The sum of all the parts makes an extraordinary monument to aristocratic arrogance. Open daily, 10am-5pm, adults pounds 4.10, concessions pounds 3, children pounds 2.50, family ticket (two adults, four children) pounds 10.70.
Meanwhile, Brighton Museum, just north of the Pavilion, is everything a municipal museum should be. It houses an eclectic range of local bequests and other exhibits, from a Dali sofa modelled on Mae West's lips (circa 1936) to a re-creation of old Brighton, complete with entire shopfronts. Open 10am-5pm Saturdays, and weekdays except Wednesday, 2-5pm Sunday. Admission free.
They're all here. The most interesting stores are in North Laine, east of the station, where retro and vintage clothing outlets rub shoulders with hardware stores and funeral directors.
The King and Queen (01273 607207) at 13 Marlborough Place is a large, jolly folly of a pub built on the site of an 18th-century farmhouse whose timber-beam styling it copies. As you order your drink at the bar, admire the decor - the place is hung about with mock armour, model sailing ships and more.
From Californian to Cuban, the theme restaurant flourishes in Brighton. One place where the ambience has not been imported is English's Oyster Bar (01273 327980) in East Street, three fishermen's cottages knocked into a narrow restaurant.
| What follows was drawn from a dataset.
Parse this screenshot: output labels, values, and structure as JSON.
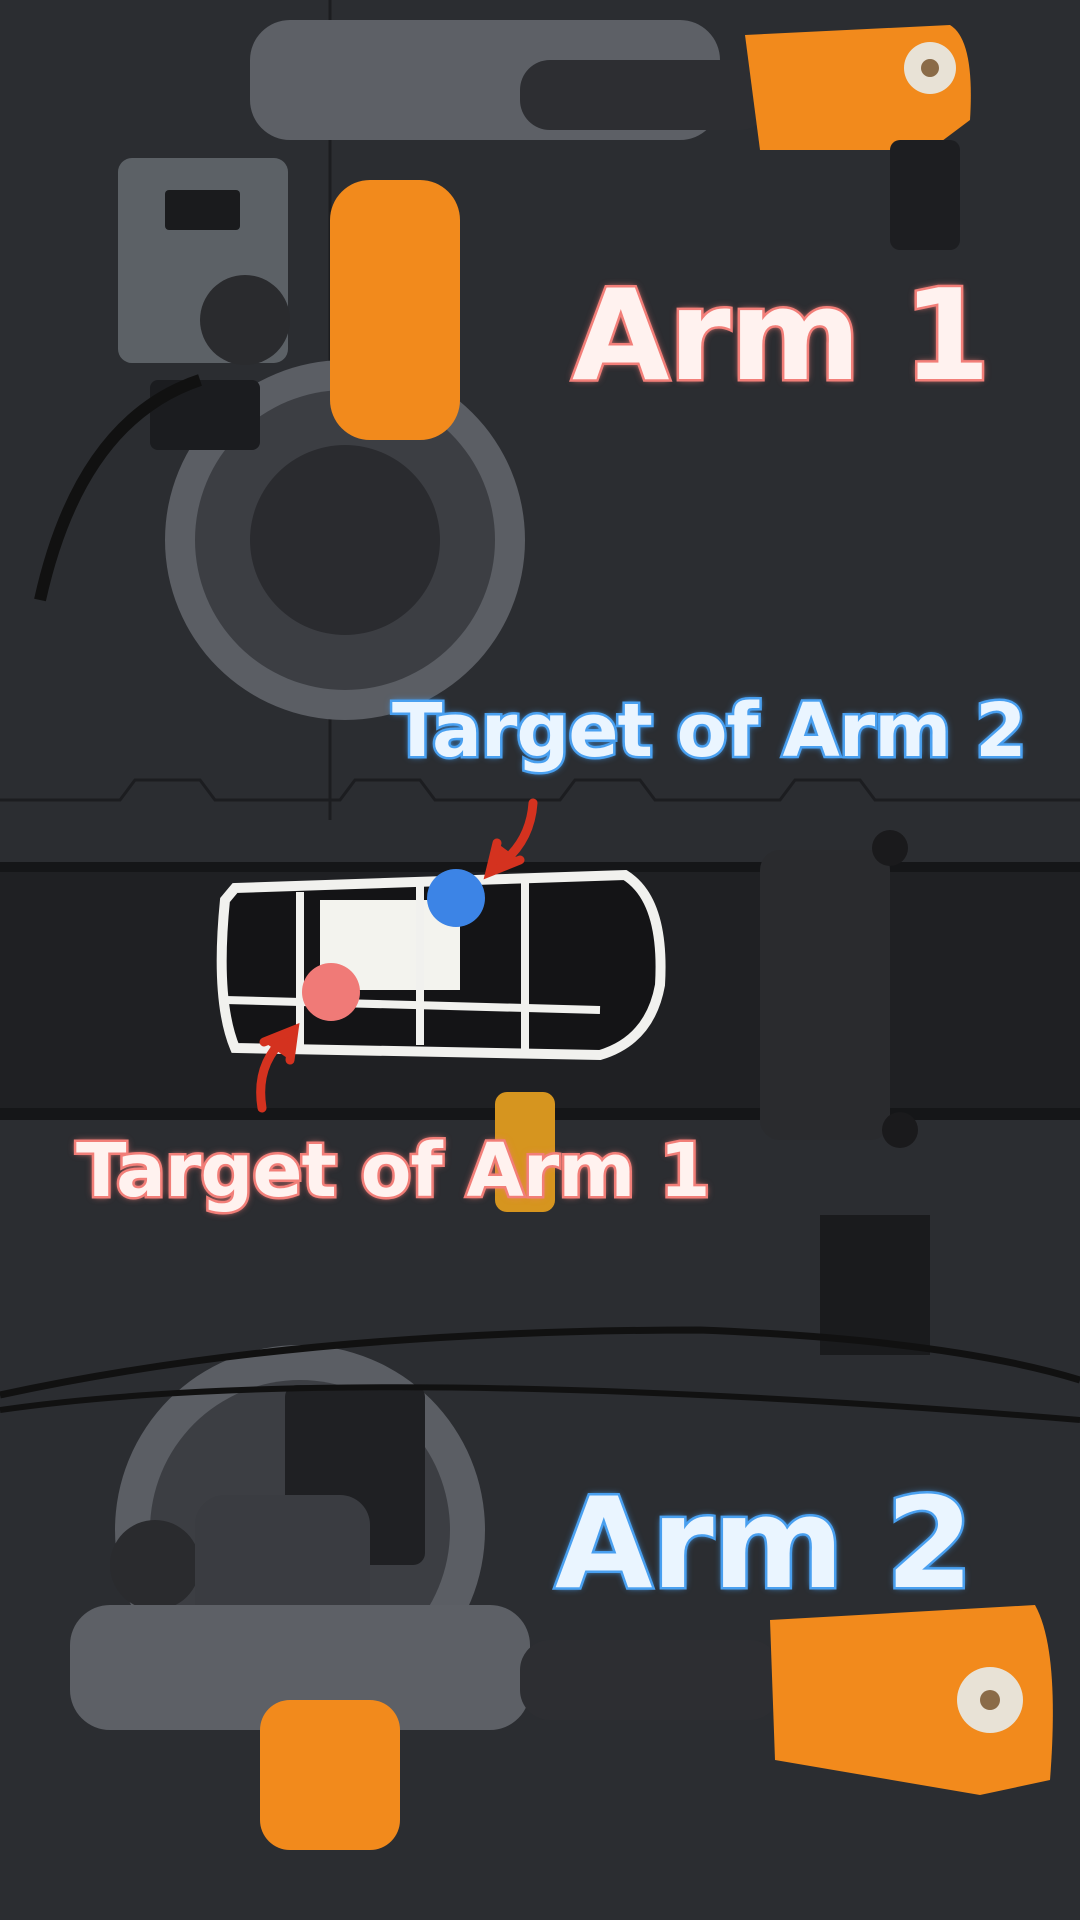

The walls are heavy with scarlet velvet, and the interior is so cramped that diners are obliged to be seated side by side. Main courses include the likes of monkfish baked in garlic for pounds 12.95.
Sunday morning: go to church
An astonishing brick barn of a church, St Bartholomew's at Ann Street, on the edge of the city centre, was described by Nikolaus Pevsner as "an unforgettable experience". And few could disagree.
Its sheer scale is staggering, and its decor, though sparse, is striking. High Mass here, with full works - swinging incense, elaborate music - is glorious. Open 10am till dusk. Solemn high Mass is at 11am on Sundays, evensong and benediction at 3.30pm.
Food for Thought in Kensington Gardens, North Laine, serves home-made breakfast all day. English Breakfast (bacon, egg, sausage etc) costs pounds 2.50, as does the vegetarian version (egg, beans, tomato).
The icing on the cake
Of course, no trip to Brighton would be complete without a breezy stroll along the Palace Pier - still in one piece, unlike its forlorn West counterpart. With its Brighton rock stalls, palmists and funfair, Palace Pier is kitsch, noisy, and fun - everything a British beach resort should be.